# Transfering music from ipod to mac



## followme318 (Jan 12, 2004)

My old Dell crashed and i lost all of my information and music from my HD. I bought a new PowerBook G4. I want to transfer my music from my ipod onto my new computer so i can manage everything in iTunes. Please tell me how I can do this....transfer songs from ipod to apple.....?? thanks


----------



## MSM Hobbes (Apr 23, 2004)

Try the following for more info:
http://www.ipodlounge.com/articles_more.php?id=5090_0_8_0_M

One idea that I've heard is to treat the ipod just as if its another hard drive, forgeting all about the itunes. Copy the files from your ipod into another folder, and then reimport on your new itunes. I've not done such, but it may be worth a shot... Oh, and at the ipodlounge.com, there is a forum there too that may have some hints/help.

Good luck, and whatever ya do, please let us know here too - thanks!


----------



## followme318 (Jan 12, 2004)

MSM Hobbies-thank you very much

Being that I am a recent changer from PC to Mac I had tried to move the ipod files as if it were an additional hard drive already.
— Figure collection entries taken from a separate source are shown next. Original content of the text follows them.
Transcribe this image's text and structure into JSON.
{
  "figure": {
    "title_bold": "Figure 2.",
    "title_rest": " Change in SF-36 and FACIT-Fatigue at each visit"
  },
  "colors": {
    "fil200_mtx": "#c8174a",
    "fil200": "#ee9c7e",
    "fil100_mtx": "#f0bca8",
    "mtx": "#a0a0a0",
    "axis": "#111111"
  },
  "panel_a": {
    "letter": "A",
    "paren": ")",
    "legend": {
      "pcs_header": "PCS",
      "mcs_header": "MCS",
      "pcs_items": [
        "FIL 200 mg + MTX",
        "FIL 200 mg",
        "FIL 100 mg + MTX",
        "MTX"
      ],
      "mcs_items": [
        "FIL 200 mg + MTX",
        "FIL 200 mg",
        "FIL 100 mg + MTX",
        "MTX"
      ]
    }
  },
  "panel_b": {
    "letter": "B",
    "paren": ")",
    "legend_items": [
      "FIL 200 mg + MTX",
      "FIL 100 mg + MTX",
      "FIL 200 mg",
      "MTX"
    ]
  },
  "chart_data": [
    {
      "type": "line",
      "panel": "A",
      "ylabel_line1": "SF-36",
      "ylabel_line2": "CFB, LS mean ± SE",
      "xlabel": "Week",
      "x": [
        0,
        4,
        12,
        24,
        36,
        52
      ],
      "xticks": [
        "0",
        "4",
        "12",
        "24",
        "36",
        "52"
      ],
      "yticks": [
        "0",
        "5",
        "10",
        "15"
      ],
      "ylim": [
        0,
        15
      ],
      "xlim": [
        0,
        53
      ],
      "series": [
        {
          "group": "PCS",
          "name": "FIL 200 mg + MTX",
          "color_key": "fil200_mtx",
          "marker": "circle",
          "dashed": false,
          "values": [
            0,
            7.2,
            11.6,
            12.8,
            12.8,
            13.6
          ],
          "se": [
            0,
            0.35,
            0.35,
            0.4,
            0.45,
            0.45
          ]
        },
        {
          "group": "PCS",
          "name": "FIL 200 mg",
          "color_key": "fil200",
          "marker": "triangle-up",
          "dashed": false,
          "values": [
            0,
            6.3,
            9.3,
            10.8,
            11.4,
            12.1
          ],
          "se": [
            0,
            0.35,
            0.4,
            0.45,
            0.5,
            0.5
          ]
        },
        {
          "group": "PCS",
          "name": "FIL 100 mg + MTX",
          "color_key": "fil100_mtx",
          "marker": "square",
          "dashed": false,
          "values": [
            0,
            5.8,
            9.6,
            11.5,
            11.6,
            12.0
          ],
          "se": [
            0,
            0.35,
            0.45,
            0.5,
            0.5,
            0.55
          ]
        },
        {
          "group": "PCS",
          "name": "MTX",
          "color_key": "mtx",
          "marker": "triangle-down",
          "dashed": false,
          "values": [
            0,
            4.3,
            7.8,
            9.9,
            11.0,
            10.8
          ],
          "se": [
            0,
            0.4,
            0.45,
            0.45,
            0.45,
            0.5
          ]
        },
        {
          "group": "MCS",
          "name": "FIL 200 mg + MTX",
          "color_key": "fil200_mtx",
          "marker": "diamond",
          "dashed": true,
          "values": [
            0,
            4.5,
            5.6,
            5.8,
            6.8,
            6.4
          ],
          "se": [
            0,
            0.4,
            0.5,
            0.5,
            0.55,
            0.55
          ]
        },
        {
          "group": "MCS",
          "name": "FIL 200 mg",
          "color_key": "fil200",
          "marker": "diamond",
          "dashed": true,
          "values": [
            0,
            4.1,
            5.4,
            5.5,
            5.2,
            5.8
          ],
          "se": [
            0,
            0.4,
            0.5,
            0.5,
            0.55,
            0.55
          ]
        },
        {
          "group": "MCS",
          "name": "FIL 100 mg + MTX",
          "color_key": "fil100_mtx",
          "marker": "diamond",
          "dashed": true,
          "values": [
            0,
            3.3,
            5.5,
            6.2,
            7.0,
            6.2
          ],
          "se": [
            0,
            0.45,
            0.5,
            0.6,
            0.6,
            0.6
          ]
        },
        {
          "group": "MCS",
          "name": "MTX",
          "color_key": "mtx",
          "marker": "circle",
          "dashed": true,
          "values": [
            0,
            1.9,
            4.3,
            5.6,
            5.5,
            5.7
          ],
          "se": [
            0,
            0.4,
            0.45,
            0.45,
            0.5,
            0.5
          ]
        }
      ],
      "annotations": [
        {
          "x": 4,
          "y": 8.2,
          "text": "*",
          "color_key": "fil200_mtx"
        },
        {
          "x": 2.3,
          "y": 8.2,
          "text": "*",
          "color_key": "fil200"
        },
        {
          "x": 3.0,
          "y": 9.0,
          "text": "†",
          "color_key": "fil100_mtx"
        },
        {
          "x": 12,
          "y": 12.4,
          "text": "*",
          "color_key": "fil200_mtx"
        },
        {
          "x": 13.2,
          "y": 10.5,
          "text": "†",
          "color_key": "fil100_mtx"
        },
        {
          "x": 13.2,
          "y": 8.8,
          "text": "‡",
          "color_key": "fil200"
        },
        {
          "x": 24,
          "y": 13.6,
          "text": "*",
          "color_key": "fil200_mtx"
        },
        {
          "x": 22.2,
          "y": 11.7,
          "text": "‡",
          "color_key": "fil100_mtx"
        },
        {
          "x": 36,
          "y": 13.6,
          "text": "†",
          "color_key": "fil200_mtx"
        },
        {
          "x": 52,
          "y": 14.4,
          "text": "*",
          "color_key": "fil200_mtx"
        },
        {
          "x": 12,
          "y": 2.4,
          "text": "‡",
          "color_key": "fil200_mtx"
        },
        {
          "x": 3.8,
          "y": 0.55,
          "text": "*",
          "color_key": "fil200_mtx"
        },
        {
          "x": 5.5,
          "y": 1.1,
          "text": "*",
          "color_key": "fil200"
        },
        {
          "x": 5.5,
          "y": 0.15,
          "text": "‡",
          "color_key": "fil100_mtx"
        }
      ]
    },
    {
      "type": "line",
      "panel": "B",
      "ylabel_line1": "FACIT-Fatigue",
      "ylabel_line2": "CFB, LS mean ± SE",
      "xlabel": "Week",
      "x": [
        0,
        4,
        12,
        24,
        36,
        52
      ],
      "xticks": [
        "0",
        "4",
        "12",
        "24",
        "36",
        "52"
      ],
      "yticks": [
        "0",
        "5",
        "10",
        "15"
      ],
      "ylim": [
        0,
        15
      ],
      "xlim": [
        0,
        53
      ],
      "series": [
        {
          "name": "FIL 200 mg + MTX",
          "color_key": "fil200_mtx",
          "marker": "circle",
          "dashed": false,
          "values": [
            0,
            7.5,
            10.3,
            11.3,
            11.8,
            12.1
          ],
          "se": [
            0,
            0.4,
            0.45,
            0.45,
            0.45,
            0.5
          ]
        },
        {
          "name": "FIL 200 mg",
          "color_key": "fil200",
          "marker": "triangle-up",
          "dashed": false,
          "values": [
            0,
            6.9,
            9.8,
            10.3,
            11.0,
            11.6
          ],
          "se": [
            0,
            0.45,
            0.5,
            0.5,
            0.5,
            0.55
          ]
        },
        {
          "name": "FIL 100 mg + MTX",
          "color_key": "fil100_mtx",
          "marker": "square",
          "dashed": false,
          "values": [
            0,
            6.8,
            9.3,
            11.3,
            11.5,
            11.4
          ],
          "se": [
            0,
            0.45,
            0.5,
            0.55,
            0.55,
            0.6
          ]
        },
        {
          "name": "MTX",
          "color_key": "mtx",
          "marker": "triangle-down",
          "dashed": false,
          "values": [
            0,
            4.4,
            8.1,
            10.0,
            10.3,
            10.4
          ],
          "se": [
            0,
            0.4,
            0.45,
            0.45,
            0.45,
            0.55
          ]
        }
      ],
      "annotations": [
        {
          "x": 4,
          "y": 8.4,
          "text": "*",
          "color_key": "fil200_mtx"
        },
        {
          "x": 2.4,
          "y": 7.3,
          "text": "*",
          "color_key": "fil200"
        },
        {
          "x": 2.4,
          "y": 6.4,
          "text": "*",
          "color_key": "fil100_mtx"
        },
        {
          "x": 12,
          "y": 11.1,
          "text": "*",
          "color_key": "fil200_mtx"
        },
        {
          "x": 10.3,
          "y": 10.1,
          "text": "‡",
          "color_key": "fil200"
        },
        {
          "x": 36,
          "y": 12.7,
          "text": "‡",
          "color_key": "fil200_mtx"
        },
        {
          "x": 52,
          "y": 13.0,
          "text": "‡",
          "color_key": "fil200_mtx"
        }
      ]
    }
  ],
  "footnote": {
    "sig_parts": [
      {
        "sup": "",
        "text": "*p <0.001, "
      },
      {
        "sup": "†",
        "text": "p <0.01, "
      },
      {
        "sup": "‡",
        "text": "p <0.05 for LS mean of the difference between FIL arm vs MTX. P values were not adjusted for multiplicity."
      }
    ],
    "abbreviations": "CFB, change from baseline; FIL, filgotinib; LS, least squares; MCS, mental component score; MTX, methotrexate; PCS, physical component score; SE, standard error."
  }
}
Although, the ipod control folder didnt appear. I have a feeling there is a setting, which i looked for to change, is set to hide hidden folders from within the ipod.

I ended up using the forum you sent me. There was a ink there with a program which easily directs you and moves all your files from your ipod onto you comp. The mac version of htis program is here:

http://www.thelittleappfactory.com/application.php?app=iPodRip

the PC version is also availible by browsing for it through the link above. Again, thanks.


----------



## MSM Hobbes (Apr 23, 2004)

You be welcome! So, so far, how well do you like your new PB G4 Mac?
Much troubles converting from PC to this superiour computer?  
Take care,
Rob


----------